My Lords, we are discussing two akin but not entirely identical amendments. I shall deal with them separately. The substantive point that is being made concerns the importance of combating fraud and identity fraud. I say straight away to noble Lords that the Government take fraud and identity fraud extremely seriously. The noble Lord opposite quoted something that I said relatively recently in the House. That reflects the Government’s preoccupation with organised crime generally, and particularly with fraud and identity fraud. I assure the Committee that this is being pursued with purposive intent and as speedily as possible. We need to get a good strategy together but we are hoping to publish a cybercrime strategy that goes to the heart of these issues by the end of the year. Therefore, there is no lack of purpose and attention being given to what we entirely agree is a very important issue that poses a growing threat to the prosperity of this country if it is not tackled effectively. Of course, it also has national security implications. I think that the issue which divides us is the question of whether the Bill is the right way to tackle that. I cannot see that what is proposed would greatly add to our knowledge but it would certainly add to complexity and cost.
The purpose of Amendment 12 is to hold the Government to account for something that will no longer exist. It would require resources to be committed to determining, in effect, why ID cards were not successful. However, the offences relating to identity fraud are being re-enacted; we are not letting them drop. The impact of identity fraud will continue to be monitored through the crime statistics. We are pursuing the evil of identity fraud in government policy. We therefore consider that we are on the case, but we are against the setting up of yet a further quango to monitor it. There is nothing between us on the importance of the issue but we do not think that this is the right vehicle with which to pursue it; it would add complexity but not value.

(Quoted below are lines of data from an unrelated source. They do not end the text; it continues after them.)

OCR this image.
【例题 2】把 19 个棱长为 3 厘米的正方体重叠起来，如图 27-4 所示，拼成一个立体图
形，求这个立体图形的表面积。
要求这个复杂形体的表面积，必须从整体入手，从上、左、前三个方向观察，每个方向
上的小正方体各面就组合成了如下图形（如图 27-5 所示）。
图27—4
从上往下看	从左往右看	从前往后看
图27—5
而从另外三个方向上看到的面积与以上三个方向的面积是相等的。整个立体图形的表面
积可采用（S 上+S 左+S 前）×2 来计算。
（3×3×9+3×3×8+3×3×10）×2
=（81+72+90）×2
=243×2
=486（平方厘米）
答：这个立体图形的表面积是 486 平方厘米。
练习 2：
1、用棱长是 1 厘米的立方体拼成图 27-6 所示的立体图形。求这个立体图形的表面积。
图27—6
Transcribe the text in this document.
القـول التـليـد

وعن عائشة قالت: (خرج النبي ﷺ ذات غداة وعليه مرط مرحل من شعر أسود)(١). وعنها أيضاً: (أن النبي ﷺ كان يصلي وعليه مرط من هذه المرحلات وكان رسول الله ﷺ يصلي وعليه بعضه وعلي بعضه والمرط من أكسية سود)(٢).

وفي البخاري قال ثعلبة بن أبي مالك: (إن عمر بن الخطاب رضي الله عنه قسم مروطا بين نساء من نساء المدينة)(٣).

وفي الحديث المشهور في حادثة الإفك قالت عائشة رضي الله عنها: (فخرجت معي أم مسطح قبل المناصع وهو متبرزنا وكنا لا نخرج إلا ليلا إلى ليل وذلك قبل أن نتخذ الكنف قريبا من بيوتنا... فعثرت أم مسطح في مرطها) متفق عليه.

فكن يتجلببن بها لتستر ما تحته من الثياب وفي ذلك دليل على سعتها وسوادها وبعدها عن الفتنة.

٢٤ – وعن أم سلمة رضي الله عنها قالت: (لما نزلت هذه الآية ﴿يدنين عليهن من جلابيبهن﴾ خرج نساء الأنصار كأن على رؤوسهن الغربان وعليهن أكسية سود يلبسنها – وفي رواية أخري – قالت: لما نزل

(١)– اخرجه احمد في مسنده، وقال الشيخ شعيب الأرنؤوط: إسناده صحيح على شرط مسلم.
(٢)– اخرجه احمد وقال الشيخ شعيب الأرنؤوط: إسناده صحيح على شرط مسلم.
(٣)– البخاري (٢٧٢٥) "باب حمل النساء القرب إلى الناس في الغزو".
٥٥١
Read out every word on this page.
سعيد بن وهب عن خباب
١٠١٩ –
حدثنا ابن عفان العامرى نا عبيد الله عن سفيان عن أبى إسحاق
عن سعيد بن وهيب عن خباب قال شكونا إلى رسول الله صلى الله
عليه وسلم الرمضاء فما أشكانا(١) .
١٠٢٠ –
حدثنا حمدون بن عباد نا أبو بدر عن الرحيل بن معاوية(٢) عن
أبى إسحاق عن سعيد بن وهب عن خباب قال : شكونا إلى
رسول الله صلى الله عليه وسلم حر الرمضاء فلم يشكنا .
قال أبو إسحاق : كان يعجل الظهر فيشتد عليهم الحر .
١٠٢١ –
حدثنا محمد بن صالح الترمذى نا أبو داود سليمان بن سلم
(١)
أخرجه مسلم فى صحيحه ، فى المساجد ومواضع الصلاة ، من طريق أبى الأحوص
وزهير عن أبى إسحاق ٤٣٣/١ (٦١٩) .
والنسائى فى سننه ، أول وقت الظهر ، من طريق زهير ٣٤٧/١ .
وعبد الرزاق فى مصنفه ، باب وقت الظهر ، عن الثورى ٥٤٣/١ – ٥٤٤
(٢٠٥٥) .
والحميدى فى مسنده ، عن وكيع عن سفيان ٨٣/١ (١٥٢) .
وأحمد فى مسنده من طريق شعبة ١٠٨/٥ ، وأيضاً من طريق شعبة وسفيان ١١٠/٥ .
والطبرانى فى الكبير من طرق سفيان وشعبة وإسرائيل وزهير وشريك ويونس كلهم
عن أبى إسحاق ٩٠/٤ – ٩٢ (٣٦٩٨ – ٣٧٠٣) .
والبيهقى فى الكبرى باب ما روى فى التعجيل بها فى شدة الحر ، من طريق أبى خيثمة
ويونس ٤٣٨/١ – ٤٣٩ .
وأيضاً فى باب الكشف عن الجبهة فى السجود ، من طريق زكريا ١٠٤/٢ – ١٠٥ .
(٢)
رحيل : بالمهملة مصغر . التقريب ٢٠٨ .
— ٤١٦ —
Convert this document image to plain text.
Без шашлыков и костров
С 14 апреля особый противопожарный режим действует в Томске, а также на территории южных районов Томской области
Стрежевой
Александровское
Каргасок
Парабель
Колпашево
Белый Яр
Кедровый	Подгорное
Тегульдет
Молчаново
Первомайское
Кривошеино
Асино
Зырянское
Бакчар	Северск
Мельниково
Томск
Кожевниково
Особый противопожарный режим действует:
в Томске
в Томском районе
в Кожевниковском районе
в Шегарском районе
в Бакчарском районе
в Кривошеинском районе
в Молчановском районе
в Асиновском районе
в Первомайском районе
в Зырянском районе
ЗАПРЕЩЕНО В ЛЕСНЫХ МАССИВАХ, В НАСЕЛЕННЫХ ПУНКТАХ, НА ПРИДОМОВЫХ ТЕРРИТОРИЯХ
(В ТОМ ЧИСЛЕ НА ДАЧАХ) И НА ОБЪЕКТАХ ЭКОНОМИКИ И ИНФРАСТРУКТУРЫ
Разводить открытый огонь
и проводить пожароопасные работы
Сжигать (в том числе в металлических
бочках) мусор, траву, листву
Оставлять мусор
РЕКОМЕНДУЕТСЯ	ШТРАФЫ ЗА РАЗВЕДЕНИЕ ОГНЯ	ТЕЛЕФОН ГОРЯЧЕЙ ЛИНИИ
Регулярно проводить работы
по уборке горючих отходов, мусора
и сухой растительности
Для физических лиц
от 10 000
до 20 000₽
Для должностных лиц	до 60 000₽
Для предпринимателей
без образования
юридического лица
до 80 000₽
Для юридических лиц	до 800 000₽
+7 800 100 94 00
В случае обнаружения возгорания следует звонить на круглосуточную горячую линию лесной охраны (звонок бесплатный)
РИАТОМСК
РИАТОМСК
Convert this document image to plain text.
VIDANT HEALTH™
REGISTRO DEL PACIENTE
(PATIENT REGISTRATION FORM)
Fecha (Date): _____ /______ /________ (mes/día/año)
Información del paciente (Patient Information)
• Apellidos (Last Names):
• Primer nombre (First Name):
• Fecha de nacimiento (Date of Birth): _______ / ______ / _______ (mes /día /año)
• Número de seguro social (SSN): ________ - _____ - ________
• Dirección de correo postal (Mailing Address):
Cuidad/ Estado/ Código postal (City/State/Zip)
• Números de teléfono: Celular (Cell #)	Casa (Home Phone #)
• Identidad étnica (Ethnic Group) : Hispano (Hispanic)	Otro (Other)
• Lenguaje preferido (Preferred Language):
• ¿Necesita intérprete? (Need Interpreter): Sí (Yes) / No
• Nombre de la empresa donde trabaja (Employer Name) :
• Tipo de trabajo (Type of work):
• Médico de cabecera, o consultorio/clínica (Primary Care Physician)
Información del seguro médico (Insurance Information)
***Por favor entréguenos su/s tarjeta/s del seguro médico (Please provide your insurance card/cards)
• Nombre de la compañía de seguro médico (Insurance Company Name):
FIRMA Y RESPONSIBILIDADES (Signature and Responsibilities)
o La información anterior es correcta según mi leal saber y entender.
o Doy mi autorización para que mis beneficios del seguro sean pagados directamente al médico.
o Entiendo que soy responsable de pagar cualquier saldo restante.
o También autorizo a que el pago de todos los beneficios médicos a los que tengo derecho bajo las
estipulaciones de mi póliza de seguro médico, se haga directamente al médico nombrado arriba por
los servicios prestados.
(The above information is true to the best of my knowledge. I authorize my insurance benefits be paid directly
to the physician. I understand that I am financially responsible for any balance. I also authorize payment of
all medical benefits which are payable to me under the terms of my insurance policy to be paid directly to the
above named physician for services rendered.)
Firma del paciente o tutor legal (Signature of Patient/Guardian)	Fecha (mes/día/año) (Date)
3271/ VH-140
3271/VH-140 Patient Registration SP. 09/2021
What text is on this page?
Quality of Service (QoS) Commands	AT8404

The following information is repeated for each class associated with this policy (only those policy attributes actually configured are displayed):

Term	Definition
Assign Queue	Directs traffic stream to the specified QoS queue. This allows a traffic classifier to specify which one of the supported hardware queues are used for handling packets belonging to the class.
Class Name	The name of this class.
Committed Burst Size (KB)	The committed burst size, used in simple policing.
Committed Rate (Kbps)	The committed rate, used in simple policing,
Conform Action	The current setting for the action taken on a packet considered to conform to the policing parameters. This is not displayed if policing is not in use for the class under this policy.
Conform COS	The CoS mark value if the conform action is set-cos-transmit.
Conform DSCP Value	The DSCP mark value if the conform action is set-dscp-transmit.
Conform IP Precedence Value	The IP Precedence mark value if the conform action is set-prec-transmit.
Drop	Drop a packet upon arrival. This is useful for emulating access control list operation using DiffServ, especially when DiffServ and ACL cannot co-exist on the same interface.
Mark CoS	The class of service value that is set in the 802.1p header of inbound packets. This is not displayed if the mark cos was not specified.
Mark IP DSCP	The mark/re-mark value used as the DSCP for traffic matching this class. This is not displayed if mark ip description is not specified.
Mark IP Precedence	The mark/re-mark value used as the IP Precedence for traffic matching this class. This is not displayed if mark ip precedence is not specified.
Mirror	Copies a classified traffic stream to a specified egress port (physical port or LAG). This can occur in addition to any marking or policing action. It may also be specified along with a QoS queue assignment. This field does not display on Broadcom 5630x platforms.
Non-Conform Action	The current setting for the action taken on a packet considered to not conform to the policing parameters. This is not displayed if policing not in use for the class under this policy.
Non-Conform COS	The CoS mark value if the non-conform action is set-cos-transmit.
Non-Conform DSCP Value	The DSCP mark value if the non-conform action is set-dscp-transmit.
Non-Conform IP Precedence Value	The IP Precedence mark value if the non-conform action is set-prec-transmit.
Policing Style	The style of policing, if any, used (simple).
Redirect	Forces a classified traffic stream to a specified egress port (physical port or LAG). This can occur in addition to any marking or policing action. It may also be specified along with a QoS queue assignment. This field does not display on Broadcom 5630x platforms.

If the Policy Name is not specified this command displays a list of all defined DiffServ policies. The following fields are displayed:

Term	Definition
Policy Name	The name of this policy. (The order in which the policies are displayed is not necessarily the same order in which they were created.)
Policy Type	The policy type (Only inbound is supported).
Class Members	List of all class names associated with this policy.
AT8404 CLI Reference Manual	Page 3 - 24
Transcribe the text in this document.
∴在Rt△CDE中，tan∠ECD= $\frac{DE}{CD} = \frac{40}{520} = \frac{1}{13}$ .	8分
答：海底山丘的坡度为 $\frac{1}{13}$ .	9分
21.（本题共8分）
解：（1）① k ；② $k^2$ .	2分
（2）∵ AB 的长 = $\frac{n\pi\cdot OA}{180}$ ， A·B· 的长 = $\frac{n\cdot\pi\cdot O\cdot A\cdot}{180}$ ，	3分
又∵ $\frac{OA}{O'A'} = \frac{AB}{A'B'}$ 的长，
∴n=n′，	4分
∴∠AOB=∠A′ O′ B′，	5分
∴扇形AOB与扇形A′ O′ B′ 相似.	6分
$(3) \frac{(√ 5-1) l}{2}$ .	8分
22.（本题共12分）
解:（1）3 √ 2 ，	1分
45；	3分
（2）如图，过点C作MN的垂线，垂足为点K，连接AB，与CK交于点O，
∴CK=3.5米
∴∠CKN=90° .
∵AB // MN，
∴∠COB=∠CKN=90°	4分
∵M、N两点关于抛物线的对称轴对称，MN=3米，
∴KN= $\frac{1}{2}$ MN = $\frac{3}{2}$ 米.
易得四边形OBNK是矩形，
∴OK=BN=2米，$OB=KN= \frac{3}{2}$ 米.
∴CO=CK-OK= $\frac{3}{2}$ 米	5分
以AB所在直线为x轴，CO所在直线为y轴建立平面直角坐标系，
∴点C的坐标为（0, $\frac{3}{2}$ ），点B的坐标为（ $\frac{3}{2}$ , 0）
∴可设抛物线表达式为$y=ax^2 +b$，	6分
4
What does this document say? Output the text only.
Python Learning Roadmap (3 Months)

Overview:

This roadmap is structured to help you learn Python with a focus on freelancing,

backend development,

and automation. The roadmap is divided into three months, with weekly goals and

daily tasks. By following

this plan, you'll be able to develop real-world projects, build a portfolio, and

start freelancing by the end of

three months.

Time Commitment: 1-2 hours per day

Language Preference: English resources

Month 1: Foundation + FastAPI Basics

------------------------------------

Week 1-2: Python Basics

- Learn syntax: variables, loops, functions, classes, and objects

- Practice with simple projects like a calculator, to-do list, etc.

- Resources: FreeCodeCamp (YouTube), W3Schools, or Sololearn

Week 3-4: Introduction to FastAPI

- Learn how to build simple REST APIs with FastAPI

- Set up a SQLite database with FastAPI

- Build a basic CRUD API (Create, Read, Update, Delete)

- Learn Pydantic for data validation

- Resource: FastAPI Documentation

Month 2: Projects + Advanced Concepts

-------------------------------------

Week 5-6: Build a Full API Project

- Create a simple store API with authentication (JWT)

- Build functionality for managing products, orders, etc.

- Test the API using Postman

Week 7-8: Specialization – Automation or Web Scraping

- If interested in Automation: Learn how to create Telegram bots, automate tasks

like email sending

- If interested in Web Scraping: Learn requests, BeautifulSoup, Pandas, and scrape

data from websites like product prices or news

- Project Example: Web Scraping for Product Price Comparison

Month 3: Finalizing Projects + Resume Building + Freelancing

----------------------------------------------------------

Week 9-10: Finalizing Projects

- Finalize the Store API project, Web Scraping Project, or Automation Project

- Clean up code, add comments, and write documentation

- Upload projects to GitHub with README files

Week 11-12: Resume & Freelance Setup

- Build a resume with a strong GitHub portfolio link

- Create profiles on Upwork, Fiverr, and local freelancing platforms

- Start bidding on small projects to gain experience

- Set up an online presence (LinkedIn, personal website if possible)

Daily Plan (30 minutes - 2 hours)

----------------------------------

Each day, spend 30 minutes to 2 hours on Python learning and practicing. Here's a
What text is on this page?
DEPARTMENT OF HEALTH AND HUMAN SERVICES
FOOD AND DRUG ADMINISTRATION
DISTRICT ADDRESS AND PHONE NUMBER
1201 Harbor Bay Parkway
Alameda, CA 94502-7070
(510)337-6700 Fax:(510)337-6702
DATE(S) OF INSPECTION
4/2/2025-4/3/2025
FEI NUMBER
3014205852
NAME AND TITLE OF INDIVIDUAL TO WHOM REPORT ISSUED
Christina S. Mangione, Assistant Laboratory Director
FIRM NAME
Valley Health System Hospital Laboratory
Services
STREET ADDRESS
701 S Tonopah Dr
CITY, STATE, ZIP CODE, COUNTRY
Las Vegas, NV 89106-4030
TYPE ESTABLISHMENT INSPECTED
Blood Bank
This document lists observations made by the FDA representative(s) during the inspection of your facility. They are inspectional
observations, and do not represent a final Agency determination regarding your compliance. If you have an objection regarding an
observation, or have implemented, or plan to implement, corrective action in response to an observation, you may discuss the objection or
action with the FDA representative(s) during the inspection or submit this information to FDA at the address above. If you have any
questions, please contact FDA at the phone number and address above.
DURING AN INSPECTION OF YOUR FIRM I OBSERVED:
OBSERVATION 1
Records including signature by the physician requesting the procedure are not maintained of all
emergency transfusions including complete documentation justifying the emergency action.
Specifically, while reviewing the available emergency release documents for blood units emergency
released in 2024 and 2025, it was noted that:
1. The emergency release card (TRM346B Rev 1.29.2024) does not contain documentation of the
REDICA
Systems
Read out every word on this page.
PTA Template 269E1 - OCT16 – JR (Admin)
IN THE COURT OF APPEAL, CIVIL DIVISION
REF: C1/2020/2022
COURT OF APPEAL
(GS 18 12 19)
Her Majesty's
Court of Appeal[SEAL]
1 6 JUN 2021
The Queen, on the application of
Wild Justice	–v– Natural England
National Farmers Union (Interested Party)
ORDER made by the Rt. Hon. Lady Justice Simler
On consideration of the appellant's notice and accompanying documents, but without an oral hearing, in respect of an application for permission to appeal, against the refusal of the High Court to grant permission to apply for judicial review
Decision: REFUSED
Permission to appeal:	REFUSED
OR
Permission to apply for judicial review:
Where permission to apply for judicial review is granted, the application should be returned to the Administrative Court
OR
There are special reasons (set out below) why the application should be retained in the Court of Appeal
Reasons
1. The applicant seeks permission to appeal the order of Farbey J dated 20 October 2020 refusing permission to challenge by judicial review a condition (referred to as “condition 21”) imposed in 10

On the other amendment, we are similarly concerned about the implications because again this proposal would add to the bureaucracy on how the Government report on offences within the existing passport process. The proposals would involve the creation of a new post to oversee arrangements for the use and retention of data in connection with passport applications. I have to say that we already have the Office of the Information Commissioner. The IPS, like any other organisation, is required to comply with data protection. It is also required to comply with the provisions of the Bill when it is enacted and is subject to the rigours of government audit procedures. This Government have undertaken to report in detail to Parliament on all the processes.